Balancing Junior Developers

Suppose you hired a contractor to apply stucco to the walls of your shed.

Now suppose the result was lumpy, uneven, cracking, and had patchy coloring.

I guess you’ll need to bring in a true expert to fix the mess.

Will this expert patch the cracks? Add touch-up paint to hide the splotchy coloring? Add a layer of stucco on top of the uneven parts?

Nonsense! The results would be disastrous. It might work for a while, but you’ll regret it in a few months.

Instead, the expert will remove the existing work and start afresh. The expert will evenly mix new stucco with new paint, apply a perfectly even coat of stucco, and ensure a crack-free result. The finished product will be fabulous! You will be happy — until you realize you missed your budget and missed your deadline because you paid for and waited on the job twice.

If you have junior developers on your team, you can’t ask them to code the whole project on their own without risking a costly disaster.

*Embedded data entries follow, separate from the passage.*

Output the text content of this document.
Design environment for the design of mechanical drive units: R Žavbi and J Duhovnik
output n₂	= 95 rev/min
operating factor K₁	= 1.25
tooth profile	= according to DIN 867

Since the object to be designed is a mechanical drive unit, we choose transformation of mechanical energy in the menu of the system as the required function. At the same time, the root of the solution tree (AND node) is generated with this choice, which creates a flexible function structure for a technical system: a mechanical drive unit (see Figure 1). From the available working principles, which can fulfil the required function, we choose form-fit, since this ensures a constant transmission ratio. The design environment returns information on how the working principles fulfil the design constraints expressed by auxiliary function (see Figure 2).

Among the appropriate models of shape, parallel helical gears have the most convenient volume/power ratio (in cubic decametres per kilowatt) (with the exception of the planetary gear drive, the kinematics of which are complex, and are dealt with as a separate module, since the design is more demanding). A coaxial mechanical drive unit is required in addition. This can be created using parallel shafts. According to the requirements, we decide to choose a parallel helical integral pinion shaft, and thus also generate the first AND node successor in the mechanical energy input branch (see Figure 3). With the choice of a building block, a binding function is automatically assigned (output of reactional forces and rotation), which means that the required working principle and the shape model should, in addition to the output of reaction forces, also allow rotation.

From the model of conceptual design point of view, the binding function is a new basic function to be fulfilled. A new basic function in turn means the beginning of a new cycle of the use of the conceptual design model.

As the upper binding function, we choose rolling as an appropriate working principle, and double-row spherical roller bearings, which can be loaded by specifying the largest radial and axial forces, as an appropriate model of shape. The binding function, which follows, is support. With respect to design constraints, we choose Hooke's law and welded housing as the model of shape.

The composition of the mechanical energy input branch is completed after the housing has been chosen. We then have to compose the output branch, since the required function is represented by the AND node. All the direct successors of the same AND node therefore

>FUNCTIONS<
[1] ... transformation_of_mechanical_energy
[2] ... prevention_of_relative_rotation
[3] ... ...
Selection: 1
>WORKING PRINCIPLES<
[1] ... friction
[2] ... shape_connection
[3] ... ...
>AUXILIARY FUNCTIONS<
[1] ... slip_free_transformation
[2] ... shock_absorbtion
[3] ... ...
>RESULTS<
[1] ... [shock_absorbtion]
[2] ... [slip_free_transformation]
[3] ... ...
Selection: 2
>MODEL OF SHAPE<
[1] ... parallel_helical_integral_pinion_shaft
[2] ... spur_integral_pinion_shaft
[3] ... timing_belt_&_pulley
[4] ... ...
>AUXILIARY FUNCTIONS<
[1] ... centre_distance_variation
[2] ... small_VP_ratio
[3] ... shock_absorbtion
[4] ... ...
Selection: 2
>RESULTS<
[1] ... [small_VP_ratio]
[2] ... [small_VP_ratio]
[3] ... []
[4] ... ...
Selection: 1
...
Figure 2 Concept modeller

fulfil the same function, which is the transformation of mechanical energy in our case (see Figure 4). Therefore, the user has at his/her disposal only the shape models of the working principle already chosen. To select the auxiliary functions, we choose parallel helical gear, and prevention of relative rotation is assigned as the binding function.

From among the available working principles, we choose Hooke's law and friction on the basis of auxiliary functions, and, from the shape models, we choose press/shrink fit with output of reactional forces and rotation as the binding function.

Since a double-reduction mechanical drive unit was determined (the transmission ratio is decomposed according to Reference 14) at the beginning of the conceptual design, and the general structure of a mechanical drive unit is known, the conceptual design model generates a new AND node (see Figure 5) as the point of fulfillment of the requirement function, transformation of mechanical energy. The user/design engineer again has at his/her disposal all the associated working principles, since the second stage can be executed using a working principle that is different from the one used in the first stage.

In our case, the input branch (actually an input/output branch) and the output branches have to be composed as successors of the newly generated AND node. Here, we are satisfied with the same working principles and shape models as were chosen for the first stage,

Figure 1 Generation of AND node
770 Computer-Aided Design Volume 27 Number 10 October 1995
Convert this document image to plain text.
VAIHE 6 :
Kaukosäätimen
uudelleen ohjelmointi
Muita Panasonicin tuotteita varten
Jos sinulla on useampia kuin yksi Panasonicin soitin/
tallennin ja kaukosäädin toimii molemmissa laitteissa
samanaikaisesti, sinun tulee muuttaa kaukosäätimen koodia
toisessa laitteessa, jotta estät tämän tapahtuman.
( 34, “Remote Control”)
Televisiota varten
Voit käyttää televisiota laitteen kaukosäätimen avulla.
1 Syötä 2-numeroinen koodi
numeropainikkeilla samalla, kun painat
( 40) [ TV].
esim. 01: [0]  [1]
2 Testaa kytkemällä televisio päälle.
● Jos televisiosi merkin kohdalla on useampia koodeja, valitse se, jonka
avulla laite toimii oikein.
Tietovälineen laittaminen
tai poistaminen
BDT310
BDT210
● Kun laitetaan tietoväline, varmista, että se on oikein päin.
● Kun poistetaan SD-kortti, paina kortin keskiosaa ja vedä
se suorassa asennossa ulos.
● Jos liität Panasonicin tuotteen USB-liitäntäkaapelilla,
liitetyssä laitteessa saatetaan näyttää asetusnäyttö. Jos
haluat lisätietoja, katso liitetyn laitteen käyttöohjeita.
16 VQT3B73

Instead, they must work alongside more experienced developers so that they learn. You can’t hand them responsibilities outside of their limits and expect good results. Instead, trust them with aspects of the project that fit their abilities, stretch their capability bit by bit, and help them grow. You must carefully balance the assignments across the team so that everyone has opportunity to learn, but no one is stretched beyond their limits.

Don’t let junior developers flounder on a project only to bring in more experienced developers later to rescue it. The results will suffer, the costs will go up, and the morale will go down.